Guggenheim

"Este grupo de obras se basa en la estatuaria que representa diferentes períodos del arte occidental europeo. Cada una de las piezas de la exposición se identifica de manera más o menos específica con símbolos o representaciones de temas concretos que son propios del arte".

En 1986 la prestigiosa galería de Ileana Sonnabend en el SoHo invitó a Jeff Koons a participar en una exposición colectiva. Koons presentó allí una serie de esculturas realizadas en brillante acero inoxidable, que reflejaban arquetipos e imágenes de diferentes personajes de la historia y las englobó bajo el título de Estatuaria. Entre otras piezas, creó un busto a tamaño real de Luis XIV, símbolo de la monarquía absolutista y del arte por encargo de unos pocos privilegiados; también realizó una pequeña escultura con una gran cabeza que representaba a Bob Hope, icono de la cultura de masas del siglo XX; y el busto de una bella mujer italiana, que fue objeto de deseo en una novela del siglo XVII. Todas ellas son "representaciones de representaciones" en las que se han eliminado las referencias concretas a las fuentes originales, de modo que es imposible asociar estas figuras con los modelos que las inspiraron.

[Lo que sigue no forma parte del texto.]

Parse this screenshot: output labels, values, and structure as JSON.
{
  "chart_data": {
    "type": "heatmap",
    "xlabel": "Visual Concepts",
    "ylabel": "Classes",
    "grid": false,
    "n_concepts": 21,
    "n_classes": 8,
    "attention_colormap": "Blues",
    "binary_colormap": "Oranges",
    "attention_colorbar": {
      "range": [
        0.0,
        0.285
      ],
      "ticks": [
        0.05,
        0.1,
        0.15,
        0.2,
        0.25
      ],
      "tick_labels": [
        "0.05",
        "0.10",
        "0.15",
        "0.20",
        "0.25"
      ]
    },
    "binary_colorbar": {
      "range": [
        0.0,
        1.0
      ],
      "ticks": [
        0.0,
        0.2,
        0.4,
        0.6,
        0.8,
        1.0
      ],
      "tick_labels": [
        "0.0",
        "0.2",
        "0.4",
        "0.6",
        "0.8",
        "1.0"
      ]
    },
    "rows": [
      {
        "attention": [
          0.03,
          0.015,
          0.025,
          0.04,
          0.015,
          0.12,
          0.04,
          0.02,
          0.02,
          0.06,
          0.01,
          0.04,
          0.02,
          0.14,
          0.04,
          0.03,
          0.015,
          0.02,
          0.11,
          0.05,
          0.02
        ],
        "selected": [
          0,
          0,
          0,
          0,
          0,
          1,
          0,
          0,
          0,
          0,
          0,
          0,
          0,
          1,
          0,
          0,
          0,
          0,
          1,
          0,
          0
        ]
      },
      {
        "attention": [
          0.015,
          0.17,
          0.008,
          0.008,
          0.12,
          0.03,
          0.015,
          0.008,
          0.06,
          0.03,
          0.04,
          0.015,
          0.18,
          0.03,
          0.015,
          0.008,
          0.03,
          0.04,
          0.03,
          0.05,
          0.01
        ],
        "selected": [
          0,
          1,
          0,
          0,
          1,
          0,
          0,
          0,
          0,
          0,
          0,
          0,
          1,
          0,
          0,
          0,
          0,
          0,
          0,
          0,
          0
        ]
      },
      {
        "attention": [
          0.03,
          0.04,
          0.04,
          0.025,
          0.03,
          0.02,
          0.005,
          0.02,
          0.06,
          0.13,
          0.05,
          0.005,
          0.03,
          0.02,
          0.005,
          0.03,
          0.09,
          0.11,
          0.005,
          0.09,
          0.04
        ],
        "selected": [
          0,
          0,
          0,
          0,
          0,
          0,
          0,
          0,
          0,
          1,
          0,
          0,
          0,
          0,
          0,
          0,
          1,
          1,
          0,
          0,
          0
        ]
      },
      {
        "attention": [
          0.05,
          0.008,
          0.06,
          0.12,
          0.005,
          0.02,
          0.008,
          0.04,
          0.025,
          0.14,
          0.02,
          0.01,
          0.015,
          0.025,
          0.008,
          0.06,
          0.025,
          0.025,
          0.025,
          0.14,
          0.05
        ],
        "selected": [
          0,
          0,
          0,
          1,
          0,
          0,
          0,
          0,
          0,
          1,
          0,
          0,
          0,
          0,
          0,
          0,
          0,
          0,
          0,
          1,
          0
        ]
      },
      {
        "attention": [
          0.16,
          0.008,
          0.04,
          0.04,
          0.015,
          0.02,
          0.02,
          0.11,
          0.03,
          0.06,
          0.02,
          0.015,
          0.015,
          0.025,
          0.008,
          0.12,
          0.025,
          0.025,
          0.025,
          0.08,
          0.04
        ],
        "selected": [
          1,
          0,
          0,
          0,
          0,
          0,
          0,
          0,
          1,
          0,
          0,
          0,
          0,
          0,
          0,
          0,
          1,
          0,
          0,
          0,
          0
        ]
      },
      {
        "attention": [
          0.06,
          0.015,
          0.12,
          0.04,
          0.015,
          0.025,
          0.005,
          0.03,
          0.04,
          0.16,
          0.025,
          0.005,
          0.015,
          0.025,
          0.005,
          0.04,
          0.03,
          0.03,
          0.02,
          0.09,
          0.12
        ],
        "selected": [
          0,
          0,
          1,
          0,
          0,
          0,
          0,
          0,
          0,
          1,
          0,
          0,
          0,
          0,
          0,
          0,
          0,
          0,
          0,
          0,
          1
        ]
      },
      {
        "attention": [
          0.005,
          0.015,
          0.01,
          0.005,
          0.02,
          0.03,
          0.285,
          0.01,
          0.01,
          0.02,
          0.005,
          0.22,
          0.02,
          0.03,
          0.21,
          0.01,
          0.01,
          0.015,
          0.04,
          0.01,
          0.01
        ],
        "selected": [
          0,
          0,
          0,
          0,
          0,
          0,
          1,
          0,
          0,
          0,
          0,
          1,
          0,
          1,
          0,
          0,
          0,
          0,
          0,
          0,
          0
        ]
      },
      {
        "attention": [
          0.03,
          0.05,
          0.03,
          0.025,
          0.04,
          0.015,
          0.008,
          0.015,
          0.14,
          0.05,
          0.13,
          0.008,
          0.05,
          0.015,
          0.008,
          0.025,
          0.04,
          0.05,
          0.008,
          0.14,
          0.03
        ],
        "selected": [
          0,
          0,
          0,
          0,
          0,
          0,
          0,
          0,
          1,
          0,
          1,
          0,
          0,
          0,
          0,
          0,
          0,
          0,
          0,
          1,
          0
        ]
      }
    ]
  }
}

El conejo hinchable sin rostro —una de las primeras y más reconocidas creaciones de Koons, que entronca con su trabajo de los años setenta— ahora se transforma en un juguete hinchable de acero inoxidable, siempre lleno de aire y siempre en perfecto estado. El conejo es un arquetipo de múltiples interpretaciones, pues puede tener connotaciones eróticas si se asocia al conejo de Playboy, cargado de contenido sexual, o simbolizar la inocencia infantil si se vincula con el ingenuo conejito de Pascua.